Compounding Interest
Thursday, April 17th, 2008I’ve had so many people ask me lately about compounding interest. Let me go over a little scenario to illustrate how valuable compounding interest can be. We’re talking about compound interest versus simple interest. Suppose Christopher Columbus in the year 1492 went to America and he put a dollar into the New World Bank and he got 5% compounding interest on that dollar. Then, he went down the street to the Old World Bank and he put another dollar into an account with simple interest. He got simple interest of 10% on that dollar at the Old World Bank. Columbus went back to Spain and he died.
Five hundred years passed and in 1992 his descendents finally realized Columbus had money in the bank. Columbus avoided probate. . . probably he had a trust. The descendents came to America to get their money.
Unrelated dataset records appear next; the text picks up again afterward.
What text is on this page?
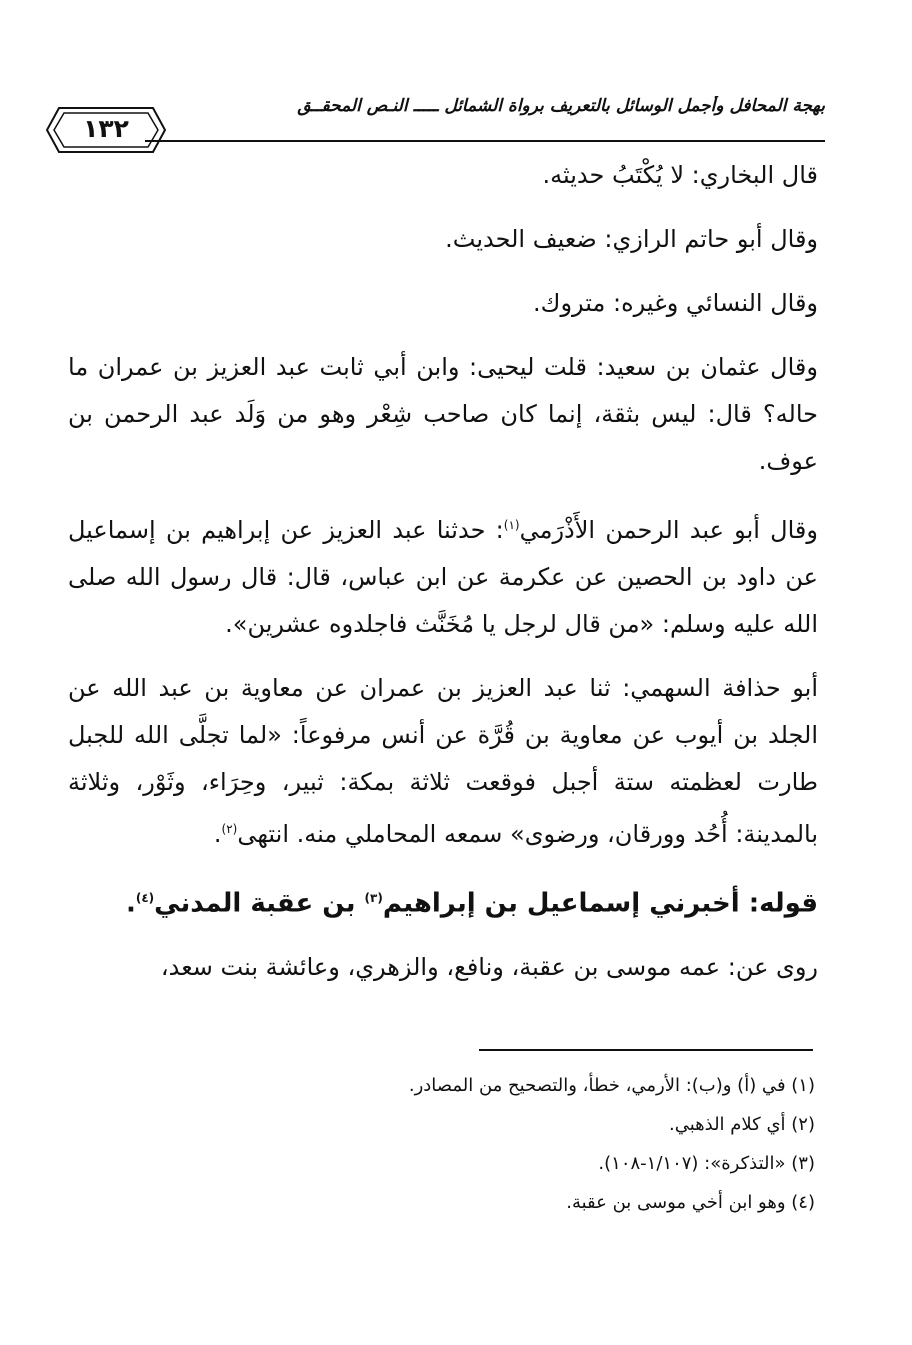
بهجة المحافل وأجمل الوسائل بالتعريف برواة الشمائل ـــــ النـص المحقــق
١٣٢

قال البخاري: لا يُكْتَبُ حديثه.

وقال أبو حاتم الرازي: ضعيف الحديث.

وقال النسائي وغيره: متروك.

وقال عثمان بن سعيد: قلت ليحيى: وابن أبي ثابت عبد العزيز بن عمران ما حاله؟ قال: ليس بثقة، إنما كان صاحب شِعْر وهو من وَلَد عبد الرحمن بن عوف.

وقال أبو عبد الرحمن الأَذْرَمي$^{(١)}$: حدثنا عبد العزيز عن إبراهيم بن إسماعيل عن داود بن الحصين عن عكرمة عن ابن عباس، قال: قال رسول الله صلى الله عليه وسلم: «من قال لرجل يا مُخَنَّث فاجلدوه عشرين».

أبو حذافة السهمي: ثنا عبد العزيز بن عمران عن معاوية بن عبد الله عن الجلد بن أيوب عن معاوية بن قُرَّة عن أنس مرفوعاً: «لما تجلَّى الله للجبل طارت لعظمته ستة أجبل فوقعت ثلاثة بمكة: ثبير، وحِرَاء، وثَوْر، وثلاثة بالمدينة: أُحُد وورقان، ورضوى» سمعه المحاملي منه. انتهى$^{(٢)}$.

قوله: أخبرني إسماعيل بن إبراهيم$^{(٣)}$ بن عقبة المدني$^{(٤)}$.

روى عن: عمه موسى بن عقبة، ونافع، والزهري، وعائشة بنت سعد،

(١) في (أ) و(ب): الأرمي، خطأ، والتصحيح من المصادر.
(٢) أي كلام الذهبي.
(٣) «التذكرة»: (١/١٠٧-١٠٨).
(٤) وهو ابن أخي موسى بن عقبة.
Some of them went to the Old World Bank and 500 years after Columbus deposited his dollar, his descendents where presented with a check of $51. Columbus got 10% simple interest on his dollar at the Old World Bank. Not a great rate of return.
Compounding interest is a different story. The other descendents went to the New World Bank where Columbus got 5% compound interest on his dollar. They were expecting a small check too. But with compounding interest Columbus’ dollar turned into $39,323,261,830. What a huge difference between compounding interest at half the rate of simple interest!
And this is a way you can manage your mortgage and take control of your assets. You can make money the old fashion way with compounding interest. You’re not putting your money at risk. You’re putting it to work for you. Learn the difference between savings and risk. Investing is risk. Savings means you’re not going to lose money, you’re saving money. You’re putting it to work for you. Learn about compounding interest.